Submitted by webmaster on
|Title||MAGMA Batched: A Batched BLAS Approach for Small Matrix Factorizations and Applications on GPUs|
|Publication Type||Tech Report|
|Year of Publication||2016|
|Authors||Dong, T., A. Haidar, P. Luszczek, S. Tomov, A. Abdelfattah, and J. Dongarra|
|Technical Report Series Title||Innovative Computing Laboratory Technical Report|
|Institution||University of Tennessee|
A particularly challenging class of problems arising in many applications, called batched problems, involves linear algebra operations on many small-sized matrices. We proposed and designed batched BLAS (Basic Linear Algebra Subroutines), Level-2 GEMV and Level-3 GEMM, to solve them. We illustrate how batched GEMV and GEMM to be able to assist batched advance factorization (e.g. bi-diagonalization) and other BLAS routines (e.g. triangular solve) to achieve optimal performance on GPUs.
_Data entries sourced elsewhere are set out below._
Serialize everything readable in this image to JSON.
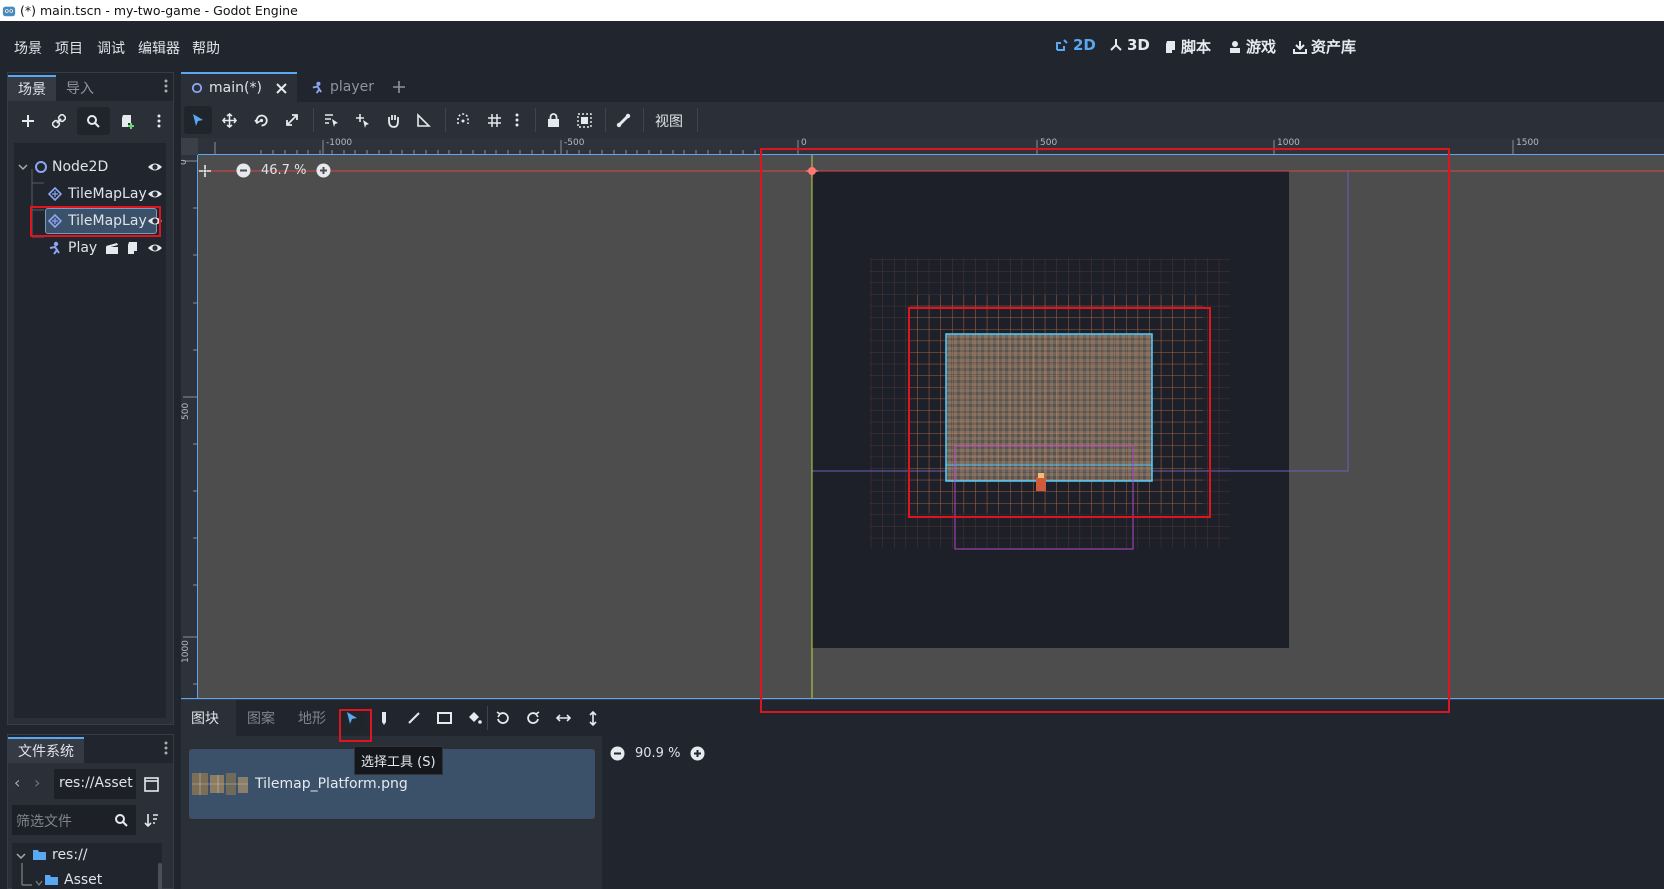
{
  "window": {
    "title": "(*) main.tscn - my-two-game - Godot Engine"
  },
  "menu": [
    "场景",
    "项目",
    "调试",
    "编辑器",
    "帮助"
  ],
  "workspaces": [
    {
      "label": "2D",
      "active": true,
      "icon": "2d-icon"
    },
    {
      "label": "3D",
      "active": false,
      "icon": "3d-icon"
    },
    {
      "label": "脚本",
      "active": false,
      "icon": "script-icon"
    },
    {
      "label": "游戏",
      "active": false,
      "icon": "game-icon"
    },
    {
      "label": "资产库",
      "active": false,
      "icon": "assetlib-icon"
    }
  ],
  "scene_dock": {
    "tabs": [
      "场景",
      "导入"
    ],
    "tree": [
      {
        "label": "Node2D",
        "icon": "node2d-icon"
      },
      {
        "label": "TileMapLay",
        "icon": "tilemaplayer-icon"
      },
      {
        "label": "TileMapLay",
        "icon": "tilemaplayer-icon",
        "selected": true
      },
      {
        "label": "Play",
        "icon": "player-icon"
      }
    ]
  },
  "filesystem_dock": {
    "title": "文件系统",
    "path": "res://Asset",
    "filter_placeholder": "筛选文件",
    "tree": [
      "res://",
      "Asset"
    ]
  },
  "editor": {
    "tabs": [
      {
        "label": "main(*)",
        "active": true
      },
      {
        "label": "player",
        "active": false
      }
    ],
    "view_menu": "视图",
    "zoom": "46.7 %",
    "ruler_top_labels": [
      "-1000",
      "-500",
      "0",
      "500",
      "1000",
      "1500"
    ],
    "ruler_left_labels": [
      "0",
      "500",
      "1000"
    ]
  },
  "tilemap_panel": {
    "tabs": [
      "图块",
      "图案",
      "地形"
    ],
    "tooltip": "选择工具 (S)",
    "tileset_item": "Tilemap_Platform.png",
    "zoom": "90.9 %"
  },
  "colors": {
    "accent": "#5aa7f2",
    "highlight_box": "#e0141e",
    "selected_bg": "#3b5069"
  }
}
Our solutions achieved up to 2.8-3× speedups compared to CUBLAS and MKL solutions, wherever possible. We illustrated the batched methodology on a real-world Hydrodynamic application by reformulating the tensor operations into batched BLAS GEMV and GEMM operations. A 2.5× speedup and a 1.4× greenup are obtained by changing 10% of the code. We accelerated and scaled it on Titan supercomputer to 4096 nodes.